Vous le savez, la suppression des statuts entraînera des départs d'entreprises dans certains cantons et la réforme risque de priver un certain nombre de collectivités publiques locales, en particulier les cantons et les communes, de recettes fiscales. Il est donc très important que les efforts financiers soient répartis équitablement entre la Confédération et les cantons. La Conférence des directrices et directeurs cantonaux des finances a insisté sur ce point, et le Conseil des Etats est allé dans le sens des cantons, en augmentant la part à 21,2 pour cent.

Par ailleurs, nous sommes convaincus, comme l'a dit Monsieur le conseiller fédéral Maurer, qu'il faut absolument que nous ayons une majorité politique - et celle-ci doit comprendre les cantons -, pour que cette réforme passe l'épaule lors du référendum annoncé.
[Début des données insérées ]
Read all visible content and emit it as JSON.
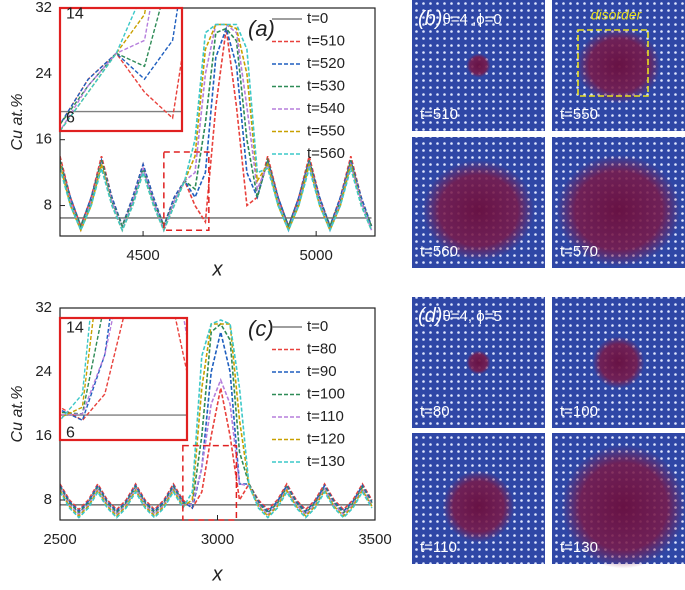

Il paraît évident que si les cantons, les villes et les communes s'opposent à cette réforme, les chances de succès n'en seront que plus restreintes.

Il nous paraît donc essentiel d'éliminer cette divergence avec le Conseil des Etats en soutenant ma proposition de minorité.

Nous avons compris qu'un certain nombre de groupes, qui s'exprimeront tout à l'heure, vous diront qu'il y aura encore de la tactique, parce qu'on vient de parler de la déduction des intérêts notionnels et que les sujets sont intrinsèquement liés. Donc nous espérons qu'il ne s'agit que d'une proposition tactique et que lors de la prochaine navette de la procédure d'élimination des divergences, voire lors de la séance de la Conférence de conciliation, il y aura une possibilité de trouver un accord entre ce conseil, le Conseil des Etats et les cantons; sans quoi, la réforme de l'imposition des entreprises III nous paraît extrêmement compromise.